We express our gratitude for the meticulous examination that you and the reviewers dedicated to our article. We express our gratitude for the opportunity to have this amended version of our work considered for publication in your prestigious journal. In the subsequent discussion, we have provided our explicit solutions to the inquiries made in your comprehensive analysis. Furthermore, we have indicated the modifications made to the document by marking them in yellow, in accordance with the suggestions provided by you. The revisions made to our manuscript are believed to have enhanced its overall quality. We sincerely hope that this revised version meets the standards required for publication and is deemed acceptable by the reviewers.

Specific comments

  1. 1. Did any of the studies included in the meta-analysis measure apolipoprotein B?. If so was this reduced with saroglitizar?  If so this should be mentioned in the manuscript and if not this should be discussed in the limitations section of the manuscript.

I express my gratitude for your valuable contribution. We concur with the reviewer's assertion that this issue holds significant importance, particularly in regards to the correlation between apolipoprotein B and the mitigation of cardiovascular consequences. In the introduction and discussion sections, we included the observation that the PROMINENT research demonstrated a reduction in triglyceride levels, but did not yield significant cardiovascular benefits with the use of pemafibrate. The lack of reduction in apolipoprotein B was identified as a significant factor contributing to the absence of reduced cardiovascular outcomes.

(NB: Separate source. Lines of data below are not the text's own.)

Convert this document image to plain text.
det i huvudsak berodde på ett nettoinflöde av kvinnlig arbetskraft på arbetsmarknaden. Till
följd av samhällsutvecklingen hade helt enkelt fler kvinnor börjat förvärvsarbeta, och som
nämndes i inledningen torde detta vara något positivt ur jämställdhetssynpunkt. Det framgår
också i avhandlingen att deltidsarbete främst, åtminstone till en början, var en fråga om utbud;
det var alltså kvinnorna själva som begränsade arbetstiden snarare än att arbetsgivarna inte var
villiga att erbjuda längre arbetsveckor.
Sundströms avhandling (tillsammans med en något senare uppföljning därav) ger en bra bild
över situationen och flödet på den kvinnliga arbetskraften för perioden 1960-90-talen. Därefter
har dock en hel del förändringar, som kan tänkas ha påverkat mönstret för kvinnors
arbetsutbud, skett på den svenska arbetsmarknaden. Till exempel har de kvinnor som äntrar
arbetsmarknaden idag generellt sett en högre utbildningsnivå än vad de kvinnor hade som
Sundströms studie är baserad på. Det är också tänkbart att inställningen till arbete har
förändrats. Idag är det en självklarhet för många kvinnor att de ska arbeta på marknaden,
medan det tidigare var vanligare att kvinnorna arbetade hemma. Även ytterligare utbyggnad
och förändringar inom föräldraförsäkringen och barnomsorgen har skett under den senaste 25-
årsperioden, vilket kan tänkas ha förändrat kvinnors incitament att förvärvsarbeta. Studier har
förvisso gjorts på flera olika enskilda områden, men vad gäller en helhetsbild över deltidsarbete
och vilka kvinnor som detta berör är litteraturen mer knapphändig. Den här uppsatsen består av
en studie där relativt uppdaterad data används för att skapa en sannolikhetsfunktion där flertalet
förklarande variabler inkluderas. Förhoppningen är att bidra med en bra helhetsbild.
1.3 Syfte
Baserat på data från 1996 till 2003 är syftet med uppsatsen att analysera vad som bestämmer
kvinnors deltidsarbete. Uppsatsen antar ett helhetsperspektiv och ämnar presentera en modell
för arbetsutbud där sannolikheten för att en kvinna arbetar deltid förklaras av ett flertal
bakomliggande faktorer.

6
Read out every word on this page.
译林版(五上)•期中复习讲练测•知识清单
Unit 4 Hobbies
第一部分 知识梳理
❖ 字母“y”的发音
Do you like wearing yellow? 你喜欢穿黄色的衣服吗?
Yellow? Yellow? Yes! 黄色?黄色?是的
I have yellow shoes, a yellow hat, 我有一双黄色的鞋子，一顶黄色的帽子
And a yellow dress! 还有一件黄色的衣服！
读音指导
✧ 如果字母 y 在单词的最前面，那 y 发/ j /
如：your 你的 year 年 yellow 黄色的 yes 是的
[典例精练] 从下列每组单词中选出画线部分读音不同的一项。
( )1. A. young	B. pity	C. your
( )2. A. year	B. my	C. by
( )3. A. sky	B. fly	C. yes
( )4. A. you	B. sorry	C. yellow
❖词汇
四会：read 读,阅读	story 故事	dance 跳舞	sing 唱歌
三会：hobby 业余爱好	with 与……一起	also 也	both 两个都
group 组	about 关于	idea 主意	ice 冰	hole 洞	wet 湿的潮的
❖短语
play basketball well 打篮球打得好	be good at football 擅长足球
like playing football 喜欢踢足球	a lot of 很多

Furthermore, under the results section (3.4.5 Apolipoprotein B), we incorporated a combined analysis of three research pertaining to apolipoprotein B, and no statistically significant alterations were identified. The aforementioned findings were also deliberated over in the discussion and conclusion portion of our study, whereby we emphasized the possibility that the observed decrease in triglyceride levels within the saroglitazar group may not necessarily correspond to a reduction in cardiovascular events.

Results

3.4.5.  Apolipoprotein B

 

The pooled analysis of 3 studies [11,17,18] compared the apolipoprotein B level between the 4mg saroglitazar (n= 307) and control (n= 315) groups. The MD was -4.14 (95% CI; -11.32 to 3.05; p=0.26; Figure 3E), demonstrating that a 4mg dose of saroglitazar did not affect the apolipoprotein B level compared to that in the control group in patients with dyslipidemia.

 

 Discussion

The recent PROMINENT trial demonstrated that the incidence of cardiovascular events remained comparable between patients who received fibrates and those given a placebo. Although levels of tryglicerides, VLDL cholesterol, remnant cholesterol, and apolipoprotein C were lower in the fibrate group, there was no reduction in apolipoprotein B levels, and it was felt as the reason for this medication do not improve cardiovascular outcomes [7]. In the light of this, we emphasize that in our analysis, saroglitazar did not significantly reduced apolipoprotein B, highlighting that in spite of the fact that there were improvement in the saroglitazar group regarding the lipid profile, this may not translate into improved cardiovascular outcomes.

 

Conclusion

This meta-analysis suggests that 4 mg of saroglitazar reduces the triglyceride, LDL-C, and total cholesterol levels in patients with dyslipidemia, however, there were no significant changes in apolipoprotein B levels, thus, it improves lipid profile, nevertheless, it may not reduce cardiovascular outcomes. Furthermore, it significantly increased the creatinine level, which is a potential safety concern.

 

We express our gratitude for providing us with the chance to enhance our text through your invaluable comments and inquiries. We have diligently endeavored to integrate your input and trust that these improvements will effectively convince you to accept our submission.